It’s Thursday, so why not share two mini reviews – and I’m getting better at keeping them ‘mini!’ The first is my review of The Other Twin – I don’t think I’ve read a book published by Orenda Books that I have not enjoyed. Second up, Good Me Bad Me – Criminally Good Book Club’s July Pick.
The Other Twin by L. V. Hay
From the back cover:
When India falls to her death from a bridge over a railway, her sister Poppy returns home to Brighton for the first time in years. Unconvinced by official explanations, Poppy begins her own investigation into India’s death. But the deeper she digs, the closer she comes to uncovering deeply buried secrets. Could Matthew Temple, the boyfriend she abandoned, be involved? And what of his powerful and wealthy parents, and his twin sister, Ana? Enter the mysterious and ethereal Jenny: the girl Poppy discovers after hacking into India’s laptop. What is exactly is she hiding, and what did India find out about her? Taking the reader on a breathless ride through the winding lanes of Brighton, into its vibrant party scene and inside the homes of its well-heeled families, The Other Twin is a startling and up-to-the-minute thriller about the social-media world, where resentments and accusations are played out online, where identities are made and remade, and where there is no such thing as truth.
Firstly, I’d like to thank Hay for writing a novel that is so different from the crime/psychological thrillers that are currently flooding the market – the diversity was very much appreciated!
Poppy returns to Brighton to find out the mysterious circumstances surrounding her sister’s death; Poppy is a likeable and relatable character, flaws and all, she comes across as a real person and that’s important because it draws you into the story – alongside Poppy, you want to know if India’s death was accidental or intentional. Not only was Poppy portrayed as a real character but so was her family and the family dynamics – this element of realism kept me interested in the story because it felt so real, rather than written just to shock the reader.

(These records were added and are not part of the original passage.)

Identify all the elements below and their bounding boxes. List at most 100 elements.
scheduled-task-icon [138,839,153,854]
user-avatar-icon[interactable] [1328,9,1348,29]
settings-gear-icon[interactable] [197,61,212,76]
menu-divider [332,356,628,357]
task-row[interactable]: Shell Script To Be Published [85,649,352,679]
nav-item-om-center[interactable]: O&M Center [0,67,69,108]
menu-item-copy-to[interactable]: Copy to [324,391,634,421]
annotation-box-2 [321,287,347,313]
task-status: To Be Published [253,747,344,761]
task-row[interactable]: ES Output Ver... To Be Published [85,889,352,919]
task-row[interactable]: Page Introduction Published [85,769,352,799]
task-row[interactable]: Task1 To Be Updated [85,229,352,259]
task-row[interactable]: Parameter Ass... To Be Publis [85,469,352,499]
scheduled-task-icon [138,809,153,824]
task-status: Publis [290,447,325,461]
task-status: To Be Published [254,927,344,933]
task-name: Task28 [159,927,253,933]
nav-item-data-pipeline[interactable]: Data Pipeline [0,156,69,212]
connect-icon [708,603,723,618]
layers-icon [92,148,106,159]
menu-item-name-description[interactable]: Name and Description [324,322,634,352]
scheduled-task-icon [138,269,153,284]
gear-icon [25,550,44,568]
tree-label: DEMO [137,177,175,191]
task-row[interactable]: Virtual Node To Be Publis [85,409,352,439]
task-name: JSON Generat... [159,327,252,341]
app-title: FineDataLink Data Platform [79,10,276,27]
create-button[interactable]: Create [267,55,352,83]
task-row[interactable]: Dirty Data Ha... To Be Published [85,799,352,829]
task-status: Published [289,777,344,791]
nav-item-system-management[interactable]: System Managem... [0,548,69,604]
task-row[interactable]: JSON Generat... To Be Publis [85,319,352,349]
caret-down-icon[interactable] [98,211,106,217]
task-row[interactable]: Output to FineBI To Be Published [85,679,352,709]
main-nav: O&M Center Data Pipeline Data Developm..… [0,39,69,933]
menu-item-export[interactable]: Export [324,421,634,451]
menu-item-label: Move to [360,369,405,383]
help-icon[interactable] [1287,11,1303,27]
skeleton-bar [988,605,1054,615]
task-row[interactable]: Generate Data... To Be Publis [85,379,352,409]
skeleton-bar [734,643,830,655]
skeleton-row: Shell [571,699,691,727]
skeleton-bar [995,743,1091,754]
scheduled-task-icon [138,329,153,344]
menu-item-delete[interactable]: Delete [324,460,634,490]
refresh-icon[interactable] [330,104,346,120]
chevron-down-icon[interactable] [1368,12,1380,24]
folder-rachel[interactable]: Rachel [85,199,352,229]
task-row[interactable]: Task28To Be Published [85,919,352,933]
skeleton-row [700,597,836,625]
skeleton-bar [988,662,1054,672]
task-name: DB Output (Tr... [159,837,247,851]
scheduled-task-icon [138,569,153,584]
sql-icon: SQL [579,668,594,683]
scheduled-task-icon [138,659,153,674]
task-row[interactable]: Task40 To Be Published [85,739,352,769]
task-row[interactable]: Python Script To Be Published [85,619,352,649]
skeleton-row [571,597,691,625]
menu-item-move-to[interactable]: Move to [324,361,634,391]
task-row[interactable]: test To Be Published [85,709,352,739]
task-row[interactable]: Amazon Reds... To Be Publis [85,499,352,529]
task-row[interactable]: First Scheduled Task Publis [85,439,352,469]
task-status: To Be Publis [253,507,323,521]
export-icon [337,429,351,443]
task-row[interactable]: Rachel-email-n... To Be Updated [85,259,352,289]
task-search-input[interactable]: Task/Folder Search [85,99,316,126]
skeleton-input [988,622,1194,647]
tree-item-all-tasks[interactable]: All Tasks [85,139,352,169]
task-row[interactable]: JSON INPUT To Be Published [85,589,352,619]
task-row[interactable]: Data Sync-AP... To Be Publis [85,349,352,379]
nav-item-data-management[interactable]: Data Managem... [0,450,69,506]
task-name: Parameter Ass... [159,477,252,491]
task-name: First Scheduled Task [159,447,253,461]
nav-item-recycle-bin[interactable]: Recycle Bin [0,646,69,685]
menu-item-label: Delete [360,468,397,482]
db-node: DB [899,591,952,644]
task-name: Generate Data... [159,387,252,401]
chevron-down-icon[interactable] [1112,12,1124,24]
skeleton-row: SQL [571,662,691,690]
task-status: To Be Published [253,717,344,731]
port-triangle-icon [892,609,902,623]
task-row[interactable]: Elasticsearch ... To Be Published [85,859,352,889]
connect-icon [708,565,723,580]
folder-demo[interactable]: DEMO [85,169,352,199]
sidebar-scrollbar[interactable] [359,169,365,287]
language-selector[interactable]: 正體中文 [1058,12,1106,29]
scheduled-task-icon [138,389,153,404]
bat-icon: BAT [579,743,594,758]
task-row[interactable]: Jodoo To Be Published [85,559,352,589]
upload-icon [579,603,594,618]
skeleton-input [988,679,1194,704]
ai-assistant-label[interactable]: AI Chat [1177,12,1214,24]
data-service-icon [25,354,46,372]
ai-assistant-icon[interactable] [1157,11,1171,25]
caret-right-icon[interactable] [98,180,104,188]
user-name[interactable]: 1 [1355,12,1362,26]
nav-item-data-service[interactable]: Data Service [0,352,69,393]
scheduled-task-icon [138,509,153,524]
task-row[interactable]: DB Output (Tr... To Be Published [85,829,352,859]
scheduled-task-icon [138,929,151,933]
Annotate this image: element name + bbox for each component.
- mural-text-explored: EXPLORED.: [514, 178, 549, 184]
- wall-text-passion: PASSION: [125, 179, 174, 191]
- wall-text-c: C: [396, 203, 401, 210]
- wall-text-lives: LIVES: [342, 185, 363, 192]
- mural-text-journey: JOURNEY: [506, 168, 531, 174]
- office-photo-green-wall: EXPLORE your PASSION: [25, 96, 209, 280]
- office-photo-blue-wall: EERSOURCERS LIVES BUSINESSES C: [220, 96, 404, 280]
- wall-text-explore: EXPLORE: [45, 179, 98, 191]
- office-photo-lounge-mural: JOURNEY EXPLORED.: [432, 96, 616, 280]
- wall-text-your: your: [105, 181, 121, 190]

But shock me, this novel did! Hay rooted suspense so deep in this novel, I just couldn’t figure out where the plot was going! The use of social media did indeed make this novel “up-to-the-minute” – it wasn’t overdone, instead cleverly done to build even more suspense. Hay also used vivid descriptions of Brighton to bring this book to life – a producer would have no problem turning this into a film. I was engaged throughout this novel, it featured a twist I haven’t come across before and that means a lot coming from someone has read approximately 92 books this year alone!
I have no reservation recommending The Other Twin.
*My thanks to Orenda Books for providing me with a copy of this book*
Good Me Bad Me by Ali Land
From the inside cover:
‘NEW NAME .
Annie’s mother is a serial killer.
The only way she can make it stop is to hand her in to the police.
But out of sight is not out of mind.
As her mother’s trial looms, the secrets of her past won’t let Annie sleep, even with a new foster family and name – Milly.
A fresh start. Now, surely, she can be whoever she wants to be.
But Milly’s mother is a serial killer. And blood is thicker than water.
Good me, bad me.
She is, after all, her mother’s daughter…
Good Me Bad Me doesn’t have the fasted moving plot, but it’s still reads quickly, it wasn’t as thrilling and twisted and I’d hoped but I think it will appeal to the majority of serial killer thriller fans because it’s an idea that hasn’t been overdone.
Land uses an unconventional sentence structure; some sentences are only one or two words:
“What I want to tell him. The truth. Is. I don’t find the idea of…”
This worked really well to build suspense as it sometimes makes Milly come across as cold, whereas other times, it makes it seem like she’s having an inner battle with herself – good me vs. bad me.
However, I saw the twist in this one coming a mile away, I actually thought it would happened a lot sooner. I’d have liked to have seen more of the aftermath. Had it happened sooner, I think I’d have enjoyed this book more because, although I predicted the twist, I couldn’t predict the fall out.
Overall, a good book, not one I’d hurry to recommend if you asked me to recommend a serial killer thriller/psychological thriller but nonetheless, a good book.